Strand starts thinking about sitting on the set of a TV show that could launch his little book (Alfred Knopf, June 1) into the stratosphere. Strand begins to believe that the book might be Oprah-worthy after all.
“I don’t think there is anything obscure or difficult about the poems in the new book. The language is simple. That doesn’t mean people won’t be made uneasy by the very fact that they are poems, even if they are accessible. . . .”
Then, “It’s very readable. A piece of cake.”
And then, “It’s a tough sell. It is an impossible sell. And you’ll never get Oprah to buy it.”
But, what if? What would he tell the millions who adore her and buy the books she recommends? “It would certainly make a poet’s life.”
In his case, he says, “Ten out of 10 million will buy the book.”
For Strand, it seems, the cup is not always half-full.
Anyhow, he says, it would be wonderful to go on the show and pitch poetry and explain why it is important.
“People find the need for poetry when they have no way of articulating what they feel. Those occasions usually occur when someone dies or someone is born. When the grief is so great. When the joy is overwhelming.
“The key element is people don’t have time to read and reread something. It could be an important part of their lives, because poetry does formalize what is chaotic within us. It shapes feeling over which we have too little control.”
To get started, to dip in gently to the world of poetry, he would recommend that Oprah’s viewers go to a bookstore, flip through a poetry anthology, “and sort of graze around” until they “see a line or a few words that interest you. Then, read it and reread it and see what happens.”

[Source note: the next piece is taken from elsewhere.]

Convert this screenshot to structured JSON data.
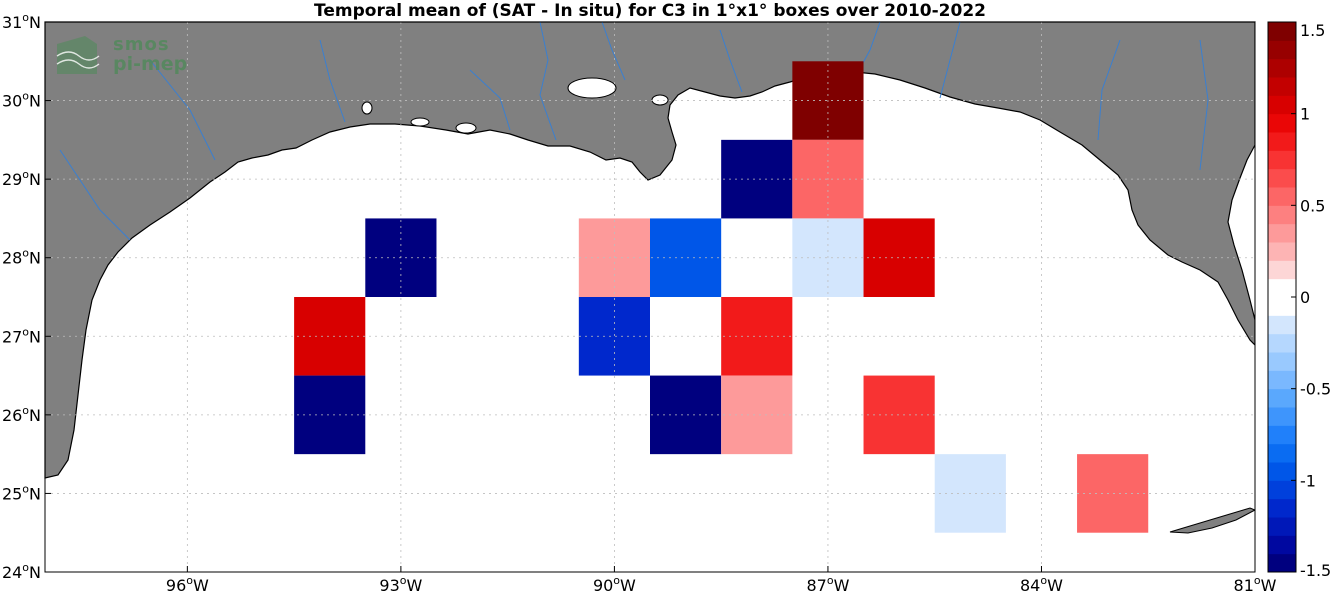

“You’ve got to give it time. Poetry is rather abstract. You don’t read it for plot or character the way you read a novel. You don’t pick up Robert Frost to pick up the latest news of the world.
“I think it’s absolutely necessary that they make time, otherwise they’ll live from sound bite to sound bite or headline to headline.
“This is not a way to conduct a meaningful life. . . . You don’t know anything and you wake up at 70 and discover you never really engaged with life.”
Or, as Strand writes in the new book, in a poem titled “The Next Time”:
Life should be more
Than the body’s weight working itself from room to room.
On that cheery note, Strand is packing up his stuff, room to room, for the move to Chicago. He has found Midwesterners to be stunningly nice. Even if we don’t care much for poetry.